The problem with raw pixel inputs is that there is a lot of task-irrelevant information in the observation. This allows the discriminators of GAIL to exploit task-irrelevant features leading to poor performance. Some good ways to mitigate this problem is data augmentation and actor early stopping. Actor early stopping is needed since once the actor is trained, the discriminator cannot distinguish agent and expert from its behavior, and is forced to distinguish using task-irrelevant features.

Although regularization and data augmentation improves upon standard GAIL, the authors propose adding a constraint for the discriminator. The constraint is that the discriminator must not be able to distinguish between the agent and the expert during some invariant set, where there is no meaningful behavior. that it cannot distinguish agent and expert demonstrations from their early frames, where their behavior is not apparent. The authors experimentally find that both using frames from a random policy or extracting early frames from a trained policy works.

Experimentally, TRAIL shows better performance than GAIL in simulated block lifting tasks.

Read more


Here are some more exciting news in RL:

Quantized Reinforcement Learning (QUARL)
Empirical study on the effects of quantification of various RL algorithms to reduce needed computational resources.
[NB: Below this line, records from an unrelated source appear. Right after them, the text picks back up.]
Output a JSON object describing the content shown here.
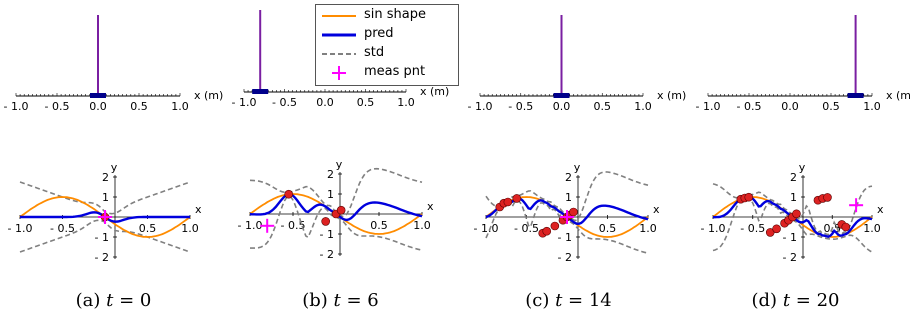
{
  "panels": [
    {
      "caption_prefix": "(a) ",
      "caption_var": "t",
      "caption_value": " = 0"
    },
    {
      "caption_prefix": "(b) ",
      "caption_var": "t",
      "caption_value": " = 6"
    },
    {
      "caption_prefix": "(c) ",
      "caption_var": "t",
      "caption_value": " = 14"
    },
    {
      "caption_prefix": "(d) ",
      "caption_var": "t",
      "caption_value": " = 20"
    }
  ],
  "legend": {
    "items": [
      {
        "label": "sin shape",
        "color": "#ff8c00",
        "style": "solid"
      },
      {
        "label": "pred",
        "color": "#0000dd",
        "style": "solid"
      },
      {
        "label": "std",
        "color": "#808080",
        "style": "dashed"
      },
      {
        "label": "meas pnt",
        "color": "#ff00ff",
        "style": "plus"
      }
    ]
  },
  "chart_data": [
    {
      "type": "line",
      "kind": "position",
      "xlabel": "x (m)",
      "xlim": [
        -1.0,
        1.0
      ],
      "ticks": [
        "- 1.0",
        "- 0.5",
        "0.0",
        "0.5",
        "1.0"
      ],
      "panels": [
        {
          "bar_x": 0.0
        },
        {
          "bar_x": -0.8
        },
        {
          "bar_x": 0.0
        },
        {
          "bar_x": 0.8
        }
      ],
      "bar_color": "#7a1fa2",
      "marker_color": "#00008b"
    },
    {
      "type": "line",
      "kind": "function",
      "xlabel": "x",
      "ylabel": "y",
      "xlim": [
        -1.0,
        1.0
      ],
      "ylim": [
        -2,
        2
      ],
      "xticks": [
        "- 1.0",
        "- 0.5",
        "0.5",
        "1.0"
      ],
      "yticks": [
        "2",
        "1",
        "- 1",
        "- 2"
      ],
      "series": [
        {
          "name": "sin shape",
          "color": "#ff8c00"
        },
        {
          "name": "pred",
          "color": "#0000dd"
        },
        {
          "name": "std",
          "color": "#808080"
        }
      ],
      "true_function": "-sin(pi*x)",
      "panels": [
        {
          "meas_point": [
            0.0,
            0.0
          ],
          "samples": [
            [
              0.0,
              0.0
            ]
          ]
        },
        {
          "meas_point": [
            -0.8,
            -0.59
          ],
          "samples": [
            [
              -0.55,
              0.99
            ],
            [
              -0.12,
              -0.37
            ],
            [
              0.0,
              0.0
            ],
            [
              0.06,
              0.19
            ]
          ]
        },
        {
          "meas_point": [
            0.0,
            0.0
          ],
          "samples": [
            [
              -0.83,
              0.5
            ],
            [
              -0.78,
              0.69
            ],
            [
              -0.73,
              0.75
            ],
            [
              -0.62,
              0.93
            ],
            [
              -0.3,
              -0.81
            ],
            [
              -0.25,
              -0.71
            ],
            [
              -0.15,
              -0.45
            ],
            [
              -0.05,
              -0.16
            ],
            [
              0.0,
              0.0
            ],
            [
              0.03,
              0.09
            ],
            [
              0.08,
              0.25
            ]
          ]
        },
        {
          "meas_point": [
            0.8,
            0.59
          ],
          "samples": [
            [
              -0.65,
              0.89
            ],
            [
              -0.6,
              0.95
            ],
            [
              -0.55,
              0.99
            ],
            [
              -0.28,
              -0.77
            ],
            [
              -0.2,
              -0.59
            ],
            [
              -0.1,
              -0.31
            ],
            [
              -0.05,
              -0.16
            ],
            [
              0.0,
              0.0
            ],
            [
              0.05,
              0.16
            ],
            [
              0.32,
              0.84
            ],
            [
              0.38,
              0.93
            ],
            [
              0.44,
              0.98
            ],
            [
              0.62,
              -0.37
            ],
            [
              0.67,
              -0.5
            ]
          ]
        }
      ]
    }
  ]
}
The Paths Perspective on Value Learning
A blog post on Distill illustrating the idea of temporal difference learning.

TorchBeast: A PyTorch Platform for Distributed RL
A PyTorch implementation of IMPALA.

SURREAL-System: Fully-Integrated Stack for Distributed Deep Reinforcement Learning
A scalable framework for distributed deep RL.

“I’m sorry Dave, I’m afraid I can’t do that” Deep Q-learning from forbidden action
Define a “frontier loss” using a classification network to encourage the Q-values of forbidden actions to be below those of each valid actions.
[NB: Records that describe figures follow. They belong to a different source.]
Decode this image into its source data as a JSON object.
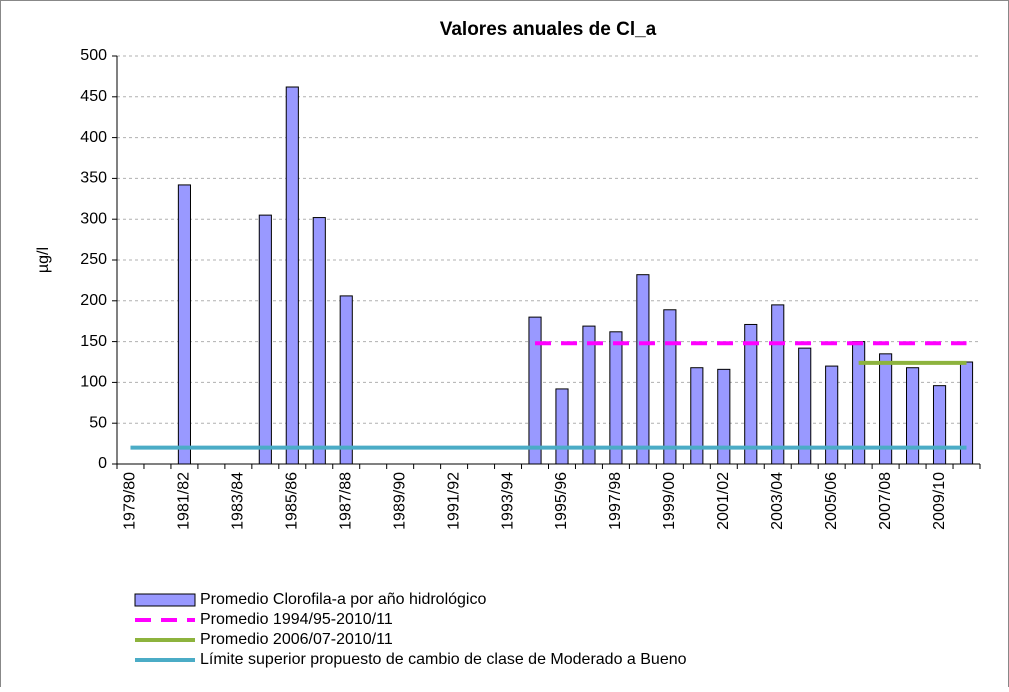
{
  "chart_data": {
    "type": "bar",
    "title": "Valores anuales de Cl_a",
    "y_label": "µg/l",
    "categories": [
      "1979/80",
      null,
      "1981/82",
      null,
      "1983/84",
      null,
      "1985/86",
      null,
      "1987/88",
      null,
      "1989/90",
      null,
      "1991/92",
      null,
      "1993/94",
      null,
      "1995/96",
      null,
      "1997/98",
      null,
      "1999/00",
      null,
      "2001/02",
      null,
      "2003/04",
      null,
      "2005/06",
      null,
      "2007/08",
      null,
      "2009/10",
      null
    ],
    "series": [
      {
        "name": "Promedio Clorofila-a por año hidrológico",
        "type": "bar",
        "color": "#9999ff",
        "values": [
          null,
          null,
          342,
          null,
          null,
          305,
          462,
          302,
          206,
          null,
          null,
          null,
          null,
          null,
          null,
          180,
          92,
          169,
          162,
          232,
          189,
          118,
          116,
          171,
          195,
          142,
          120,
          150,
          135,
          118,
          96,
          125
        ]
      },
      {
        "name": "Promedio 1994/95-2010/11",
        "type": "line",
        "dashed": true,
        "color": "#ff00ff",
        "values": [
          null,
          null,
          null,
          null,
          null,
          null,
          null,
          null,
          null,
          null,
          null,
          null,
          null,
          null,
          null,
          148,
          148,
          148,
          148,
          148,
          148,
          148,
          148,
          148,
          148,
          148,
          148,
          148,
          148,
          148,
          148,
          148
        ]
      },
      {
        "name": "Promedio 2006/07-2010/11",
        "type": "line",
        "dashed": false,
        "color": "#8db33d",
        "values": [
          null,
          null,
          null,
          null,
          null,
          null,
          null,
          null,
          null,
          null,
          null,
          null,
          null,
          null,
          null,
          null,
          null,
          null,
          null,
          null,
          null,
          null,
          null,
          null,
          null,
          null,
          null,
          124,
          124,
          124,
          124,
          124
        ]
      },
      {
        "name": "Límite superior propuesto de cambio de clase de Moderado a Bueno",
        "type": "line",
        "dashed": false,
        "color": "#4bacc6",
        "values": [
          20,
          20,
          20,
          20,
          20,
          20,
          20,
          20,
          20,
          20,
          20,
          20,
          20,
          20,
          20,
          20,
          20,
          20,
          20,
          20,
          20,
          20,
          20,
          20,
          20,
          20,
          20,
          20,
          20,
          20,
          20,
          20
        ]
      }
    ],
    "ylim": [
      0,
      500
    ],
    "yticks": [
      0,
      50,
      100,
      150,
      200,
      250,
      300,
      350,
      400,
      450,
      500
    ],
    "grid": true
  }
}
Benchmarking Batch Deep Reinforcement Learning Algorithms
Benchmarks of batch deep RL algorithms with data generated by one partially trained policy. The discrete variant of Batch-Constrained deep Q-learning (BCQ) consistently outperforms other methods.

Discounted Reinforcement Learning is Not an Optimization Problem
Discounted RL (using a discount factor) in a continuing task does not have a well-defined objective and is thus not an optimization problem. However, average reward RL is.

If MaxEnt RL is the Answer, What is the Question?
Analysis of maximum entropy RL, showing that its benefits come from “implicitly solving control problems with variability in the reward.”

Advantage-Weighted Regression: Simple and Scalable Off-Policy Reinforcement Learning
Using two standard supervised learning steps is enough to learn value function and policy in an off-policy manner that is competitive to state-of-the-art RL methods such as TD3 and SAC.